Nia menghela napas sambil menatap wajah puteranya. “Nan, papamu sudah mempertaruhkan semuanya supaya kamu nggak masuk ke penjara. Apa itu namanya nggak lagi belain kamu, hah!?”

“Emangnya nggak ada cara lain selain menyerahkan perusahaan keluarga kita ke keluarga mereka? Ayu udah maafin aku dan aku bisa bujuk dia untuk terima semuanya. Orang dia juga keenakan, kok. Kenapa aku aja yang disalahkan? Alasan dia aja terlalu banyak supaya bisa menguras harta keluarga kita,” sahut Nanda kesal.

“Kalau kamu nggak salah, dia nggak akan menguras keluarga kita,” sahut Andre.

“Papa kayak nggak pernah muda aja,” sahut Nanda makin kesal.

“Mudanya papa nggak kayak kamu!” Andre melebarkan kelopak matanya ke arah Nanda.

Nanda terdiam saat mendapati tatapan tajam dari papanya. Ia benar-benar tidak tahu bagaimana menghadapi Ayu. Jika wanita itu masuk ke perusahaannya, ia tidak akan leluasa dan bergerak bebas di sana.

Nanda menghela napas dan merendahkan nada suaranya. “Oke, Pa. Aku tahu aku salah. I’m sorry ...! But ... mmh, bisa atau nggak bikin Roro Ayu berhenti mengurusi kehidupan pribadi dan perusahaanku?”
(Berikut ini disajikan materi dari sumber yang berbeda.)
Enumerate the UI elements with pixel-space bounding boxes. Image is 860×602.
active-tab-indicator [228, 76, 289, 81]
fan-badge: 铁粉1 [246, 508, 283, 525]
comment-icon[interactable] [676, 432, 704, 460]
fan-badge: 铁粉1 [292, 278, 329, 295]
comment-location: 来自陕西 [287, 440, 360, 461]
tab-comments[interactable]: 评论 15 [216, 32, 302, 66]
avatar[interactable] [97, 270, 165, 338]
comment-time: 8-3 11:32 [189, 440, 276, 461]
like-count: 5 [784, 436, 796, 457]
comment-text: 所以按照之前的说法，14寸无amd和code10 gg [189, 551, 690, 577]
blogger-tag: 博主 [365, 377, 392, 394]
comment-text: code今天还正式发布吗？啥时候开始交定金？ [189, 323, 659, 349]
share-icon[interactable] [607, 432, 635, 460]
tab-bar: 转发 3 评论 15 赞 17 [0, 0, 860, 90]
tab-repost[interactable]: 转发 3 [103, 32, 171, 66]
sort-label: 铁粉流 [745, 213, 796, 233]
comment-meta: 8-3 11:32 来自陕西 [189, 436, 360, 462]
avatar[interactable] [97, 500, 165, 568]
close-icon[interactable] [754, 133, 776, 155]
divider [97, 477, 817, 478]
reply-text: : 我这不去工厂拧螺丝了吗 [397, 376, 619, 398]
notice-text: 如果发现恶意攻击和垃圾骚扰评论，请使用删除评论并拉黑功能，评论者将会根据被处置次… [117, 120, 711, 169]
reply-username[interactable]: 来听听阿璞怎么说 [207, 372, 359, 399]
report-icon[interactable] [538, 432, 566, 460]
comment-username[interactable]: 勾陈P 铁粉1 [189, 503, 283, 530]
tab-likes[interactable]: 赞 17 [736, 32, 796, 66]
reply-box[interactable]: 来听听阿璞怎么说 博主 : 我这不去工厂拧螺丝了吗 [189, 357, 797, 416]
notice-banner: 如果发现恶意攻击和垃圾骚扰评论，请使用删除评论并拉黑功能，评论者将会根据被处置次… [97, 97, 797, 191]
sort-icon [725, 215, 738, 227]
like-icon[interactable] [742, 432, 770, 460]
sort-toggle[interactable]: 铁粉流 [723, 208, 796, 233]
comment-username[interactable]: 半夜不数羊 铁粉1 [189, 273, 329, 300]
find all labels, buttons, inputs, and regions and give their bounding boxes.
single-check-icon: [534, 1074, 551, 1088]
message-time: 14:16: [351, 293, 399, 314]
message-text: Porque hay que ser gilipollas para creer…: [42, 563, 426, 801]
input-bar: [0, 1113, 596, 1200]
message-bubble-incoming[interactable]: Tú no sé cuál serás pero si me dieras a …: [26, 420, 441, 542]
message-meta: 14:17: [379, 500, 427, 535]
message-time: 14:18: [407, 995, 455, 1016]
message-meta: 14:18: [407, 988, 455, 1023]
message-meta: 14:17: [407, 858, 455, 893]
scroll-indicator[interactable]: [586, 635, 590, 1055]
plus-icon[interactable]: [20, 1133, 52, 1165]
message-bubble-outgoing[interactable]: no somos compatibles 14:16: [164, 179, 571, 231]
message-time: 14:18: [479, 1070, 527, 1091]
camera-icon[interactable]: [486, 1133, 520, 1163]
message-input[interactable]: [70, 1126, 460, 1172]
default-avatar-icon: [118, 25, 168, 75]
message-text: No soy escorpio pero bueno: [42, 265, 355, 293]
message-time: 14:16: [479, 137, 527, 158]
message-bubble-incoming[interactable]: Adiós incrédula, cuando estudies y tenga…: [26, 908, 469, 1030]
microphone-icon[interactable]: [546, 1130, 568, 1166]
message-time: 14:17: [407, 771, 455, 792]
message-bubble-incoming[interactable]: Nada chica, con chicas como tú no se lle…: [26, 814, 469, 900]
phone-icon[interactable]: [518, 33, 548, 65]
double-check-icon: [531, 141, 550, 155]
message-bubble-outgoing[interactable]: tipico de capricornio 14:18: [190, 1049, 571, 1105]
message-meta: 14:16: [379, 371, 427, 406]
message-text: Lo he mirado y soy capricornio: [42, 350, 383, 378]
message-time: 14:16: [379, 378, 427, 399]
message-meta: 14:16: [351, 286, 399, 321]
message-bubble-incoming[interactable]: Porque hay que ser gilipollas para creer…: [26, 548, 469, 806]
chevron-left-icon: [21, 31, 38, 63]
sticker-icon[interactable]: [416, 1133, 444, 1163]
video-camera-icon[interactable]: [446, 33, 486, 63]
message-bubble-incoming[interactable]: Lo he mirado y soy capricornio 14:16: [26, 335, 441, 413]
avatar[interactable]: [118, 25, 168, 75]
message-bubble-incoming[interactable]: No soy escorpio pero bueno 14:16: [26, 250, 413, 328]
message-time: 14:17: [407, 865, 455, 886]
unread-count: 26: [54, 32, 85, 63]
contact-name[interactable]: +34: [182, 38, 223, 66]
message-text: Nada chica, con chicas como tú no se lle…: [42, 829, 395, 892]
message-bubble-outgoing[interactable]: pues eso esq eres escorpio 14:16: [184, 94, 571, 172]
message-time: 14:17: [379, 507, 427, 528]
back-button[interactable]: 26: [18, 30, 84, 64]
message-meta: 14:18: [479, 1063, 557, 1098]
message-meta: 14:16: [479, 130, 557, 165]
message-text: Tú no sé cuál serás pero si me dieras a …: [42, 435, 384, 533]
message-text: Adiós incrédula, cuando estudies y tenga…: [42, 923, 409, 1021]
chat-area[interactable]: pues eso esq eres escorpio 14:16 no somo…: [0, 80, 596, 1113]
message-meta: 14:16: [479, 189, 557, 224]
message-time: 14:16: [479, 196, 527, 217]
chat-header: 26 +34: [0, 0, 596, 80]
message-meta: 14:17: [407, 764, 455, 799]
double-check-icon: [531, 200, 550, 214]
“Alasannya?” tanya Andre dingin sambil memperhatikan layar laptopnya kembali. Ia enggan menanggapi permintaan puteranya karena ia sudah mengetahui bagaimana prestasi Ayu semasa sekolah hingga ia bekerja sebagai manager pengembangan bisnis di salah satu perusahaan swasta di kota itu. Meski ayahnya punya perusahaan, tapi Ayu malah memilih bekerja di tempat orang lain. Alasannya, hanya Ayu yang mengetahuinya sendiri.

“Mmh, anu ... mmh, itu ... anu, Pa.” Nanda kebingungan mencari jawaban. Ia menggaruk kepalanya yang tidak gatal untuk mencari alasan yang tepat. Tapi tetap saja semua alasan yang ada dipikirannya, malah membuat keadaan semakin kacau.

“Anu apa?” tanya Andre sambil menatap wajah puteranya.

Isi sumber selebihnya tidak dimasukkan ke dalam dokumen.